From vendor selections and background checks to mutual security parameters and decisions around where servers will be located, all potential exposures are important to assess as a new fintech relationship could open new avenues for outside threats, information breaches, and reputation damage to the organization.
5. Don’t underestimate the management lift needed: Acquiring or partnering with a fintech or third-party vendor involves significant management work to meet customer needs, keep implementation costs in line, and merge technologies to ensure compatibility between the two organizations. If the two entities use disparate programs and applications for human resources management, communication among teams, or customer platforms, for instance, they need to work together to determine which routes make the most sense moving forward. It can take time for employees to adapt to such changes, and management should not overlook that.
More broadly, leadership teams need to have a clear plan to address and facilitate cultural alignment between the more traditional organization and the fintech company. Employees at each company will likely have different approaches to innovation, which is one of the major benefits of teaming up with a fintech company; your organization can rapidly gain access to cutting-edge technologies and the overall agility of a startup. But management needs to ensure that this union doesn’t inadvertently create heartburn among employees on both sides. Enterprisewide change management will be crucial across both organizations before, during, and after the partnership goes into effect.

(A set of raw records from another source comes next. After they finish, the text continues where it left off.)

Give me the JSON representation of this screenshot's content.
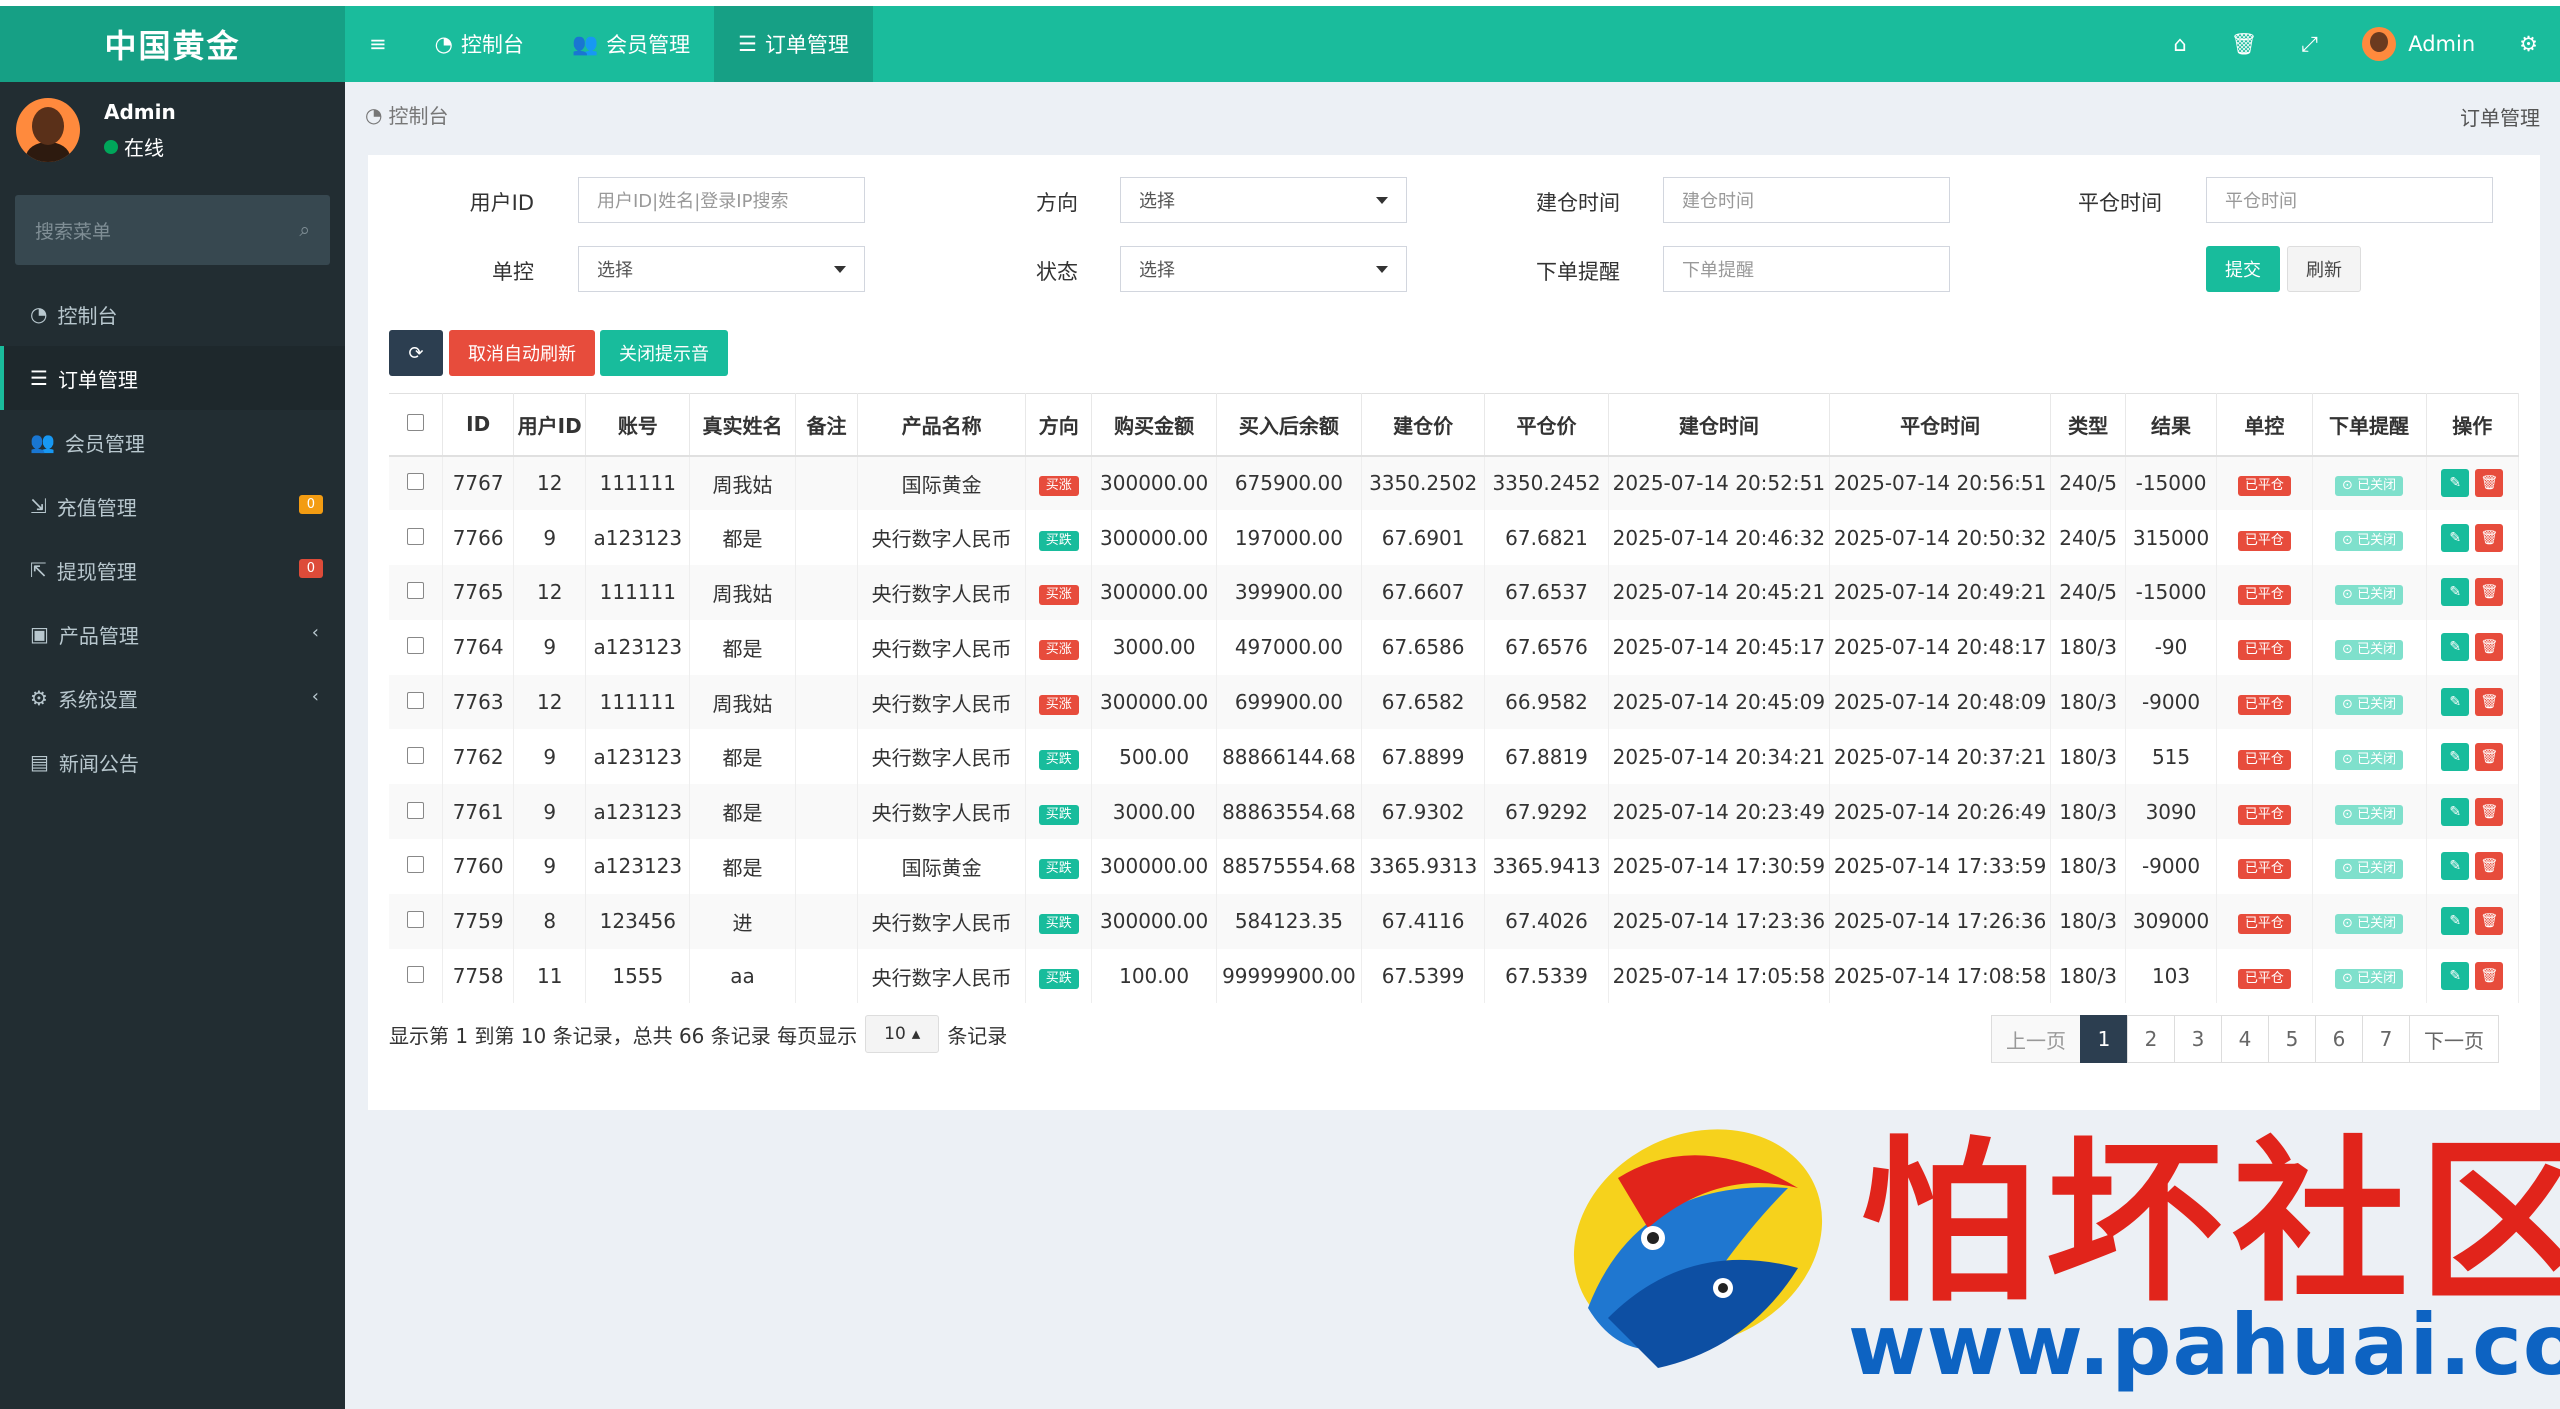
{
  "header": {
    "logo": "中国黄金",
    "nav": [
      {
        "label": "控制台"
      },
      {
        "label": "会员管理"
      },
      {
        "label": "订单管理"
      }
    ],
    "user": "Admin"
  },
  "sidebar": {
    "user_name": "Admin",
    "status": "在线",
    "search_placeholder": "搜索菜单",
    "items": [
      {
        "label": "控制台"
      },
      {
        "label": "订单管理"
      },
      {
        "label": "会员管理"
      },
      {
        "label": "充值管理",
        "badge": "0"
      },
      {
        "label": "提现管理",
        "badge": "0"
      },
      {
        "label": "产品管理"
      },
      {
        "label": "系统设置"
      },
      {
        "label": "新闻公告"
      }
    ]
  },
  "breadcrumb": {
    "left": "控制台",
    "right": "订单管理"
  },
  "filters": {
    "user_id_label": "用户ID",
    "user_id_placeholder": "用户ID|姓名|登录IP搜索",
    "direction_label": "方向",
    "direction_value": "选择",
    "open_time_label": "建仓时间",
    "open_time_placeholder": "建仓时间",
    "close_time_label": "平仓时间",
    "close_time_placeholder": "平仓时间",
    "single_control_label": "单控",
    "single_control_value": "选择",
    "state_label": "状态",
    "state_value": "选择",
    "order_alert_label": "下单提醒",
    "order_alert_placeholder": "下单提醒",
    "submit": "提交",
    "refresh": "刷新"
  },
  "toolbar": {
    "cancel_auto_refresh": "取消自动刷新",
    "close_sound": "关闭提示音"
  },
  "table": {
    "columns": [
      "ID",
      "用户ID",
      "账号",
      "真实姓名",
      "备注",
      "产品名称",
      "方向",
      "购买金额",
      "买入后余额",
      "建仓价",
      "平仓价",
      "建仓时间",
      "平仓时间",
      "类型",
      "结果",
      "单控",
      "下单提醒",
      "操作"
    ],
    "rows": [
      {
        "id": "7767",
        "uid": "12",
        "account": "111111",
        "name": "周我姑",
        "note": "",
        "product": "国际黄金",
        "dir": "买涨",
        "amount": "300000.00",
        "balance": "675900.00",
        "open": "3350.2502",
        "close": "3350.2452",
        "open_time": "2025-07-14 20:52:51",
        "close_time": "2025-07-14 20:56:51",
        "type": "240/5",
        "result": "-15000",
        "ctrl": "已平仓",
        "alert": "已关闭"
      },
      {
        "id": "7766",
        "uid": "9",
        "account": "a123123",
        "name": "都是",
        "note": "",
        "product": "央行数字人民币",
        "dir": "买跌",
        "amount": "300000.00",
        "balance": "197000.00",
        "open": "67.6901",
        "close": "67.6821",
        "open_time": "2025-07-14 20:46:32",
        "close_time": "2025-07-14 20:50:32",
        "type": "240/5",
        "result": "315000",
        "ctrl": "已平仓",
        "alert": "已关闭"
      },
      {
        "id": "7765",
        "uid": "12",
        "account": "111111",
        "name": "周我姑",
        "note": "",
        "product": "央行数字人民币",
        "dir": "买涨",
        "amount": "300000.00",
        "balance": "399900.00",
        "open": "67.6607",
        "close": "67.6537",
        "open_time": "2025-07-14 20:45:21",
        "close_time": "2025-07-14 20:49:21",
        "type": "240/5",
        "result": "-15000",
        "ctrl": "已平仓",
        "alert": "已关闭"
      },
      {
        "id": "7764",
        "uid": "9",
        "account": "a123123",
        "name": "都是",
        "note": "",
        "product": "央行数字人民币",
        "dir": "买涨",
        "amount": "3000.00",
        "balance": "497000.00",
        "open": "67.6586",
        "close": "67.6576",
        "open_time": "2025-07-14 20:45:17",
        "close_time": "2025-07-14 20:48:17",
        "type": "180/3",
        "result": "-90",
        "ctrl": "已平仓",
        "alert": "已关闭"
      },
      {
        "id": "7763",
        "uid": "12",
        "account": "111111",
        "name": "周我姑",
        "note": "",
        "product": "央行数字人民币",
        "dir": "买涨",
        "amount": "300000.00",
        "balance": "699900.00",
        "open": "67.6582",
        "close": "66.9582",
        "open_time": "2025-07-14 20:45:09",
        "close_time": "2025-07-14 20:48:09",
        "type": "180/3",
        "result": "-9000",
        "ctrl": "已平仓",
        "alert": "已关闭"
      },
      {
        "id": "7762",
        "uid": "9",
        "account": "a123123",
        "name": "都是",
        "note": "",
        "product": "央行数字人民币",
        "dir": "买跌",
        "amount": "500.00",
        "balance": "88866144.68",
        "open": "67.8899",
        "close": "67.8819",
        "open_time": "2025-07-14 20:34:21",
        "close_time": "2025-07-14 20:37:21",
        "type": "180/3",
        "result": "515",
        "ctrl": "已平仓",
        "alert": "已关闭"
      },
      {
        "id": "7761",
        "uid": "9",
        "account": "a123123",
        "name": "都是",
        "note": "",
        "product": "央行数字人民币",
        "dir": "买跌",
        "amount": "3000.00",
        "balance": "88863554.68",
        "open": "67.9302",
        "close": "67.9292",
        "open_time": "2025-07-14 20:23:49",
        "close_time": "2025-07-14 20:26:49",
        "type": "180/3",
        "result": "3090",
        "ctrl": "已平仓",
        "alert": "已关闭"
      },
      {
        "id": "7760",
        "uid": "9",
        "account": "a123123",
        "name": "都是",
        "note": "",
        "product": "国际黄金",
        "dir": "买跌",
        "amount": "300000.00",
        "balance": "88575554.68",
        "open": "3365.9313",
        "close": "3365.9413",
        "open_time": "2025-07-14 17:30:59",
        "close_time": "2025-07-14 17:33:59",
        "type": "180/3",
        "result": "-9000",
        "ctrl": "已平仓",
        "alert": "已关闭"
      },
      {
        "id": "7759",
        "uid": "8",
        "account": "123456",
        "name": "进",
        "note": "",
        "product": "央行数字人民币",
        "dir": "买跌",
        "amount": "300000.00",
        "balance": "584123.35",
        "open": "67.4116",
        "close": "67.4026",
        "open_time": "2025-07-14 17:23:36",
        "close_time": "2025-07-14 17:26:36",
        "type": "180/3",
        "result": "309000",
        "ctrl": "已平仓",
        "alert": "已关闭"
      },
      {
        "id": "7758",
        "uid": "11",
        "account": "1555",
        "name": "aa",
        "note": "",
        "product": "央行数字人民币",
        "dir": "买跌",
        "amount": "100.00",
        "balance": "99999900.00",
        "open": "67.5399",
        "close": "67.5339",
        "open_time": "2025-07-14 17:05:58",
        "close_time": "2025-07-14 17:08:58",
        "type": "180/3",
        "result": "103",
        "ctrl": "已平仓",
        "alert": "已关闭"
      }
    ]
  },
  "pagination": {
    "info": "显示第 1 到第 10 条记录，总共 66 条记录 每页显示",
    "page_size": "10",
    "suffix": "条记录",
    "prev": "上一页",
    "pages": [
      "1",
      "2",
      "3",
      "4",
      "5",
      "6",
      "7"
    ],
    "current": "1",
    "next": "下一页"
  },
  "watermark": {
    "text": "怕坏社区",
    "url": "www.pahuai.com"
  },
  "colors": {
    "accent": "#1abc9c",
    "accent_dark": "#16a085",
    "sidebar": "#222d32",
    "danger": "#e74c3c",
    "page_current": "#2c3e50"
  }
}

6. Build ownership through clear accountability and responsibility: A fintech partnership requires management and oversight to be effective. Financial services organizations should consider the ownership and internal staffing requirements needed to achieve the full value of their investment with a fintech organization. This includes evaluating the resourcing effects on marketing, staff training, operations, performance, and financial reporting functions.
Don’t underestimate the time and effort needed to develop and deploy these plans. An organization’s failure to identify and devote the resources required to integrate the selected fintech partner solution into its environment will negatively affect its success. Based on the automation levels of the solution implemented, these resources may need to dedicate time on an ongoing basis for the oversight and operations of the solution as well.
7. Stick to a plan: While in a hurry to go to market to launch a service, leadership teams may gloss over the whole steps of the plan, and unfortunately, critical items may fall off. To combat this, financial services organizations should have a robust project plan that aligns with the overall innovation strategy and very clear definitions around who is responsible for what. A vendor management program can help with this, along with strategic change management planning.
Balancing the demands of innovation with a thorough and thoughtful approach that considers customer behaviors, risks, resources and plans for new solutions will make financial services organizations’ partnerships with fintech companies as smooth as possible. Institutions would do well to incorporate these seven key areas as early as they can throughout the process of potentially teaming up with a third party to ensure the maximum return on investment when it comes to creating a more seamless digital experience.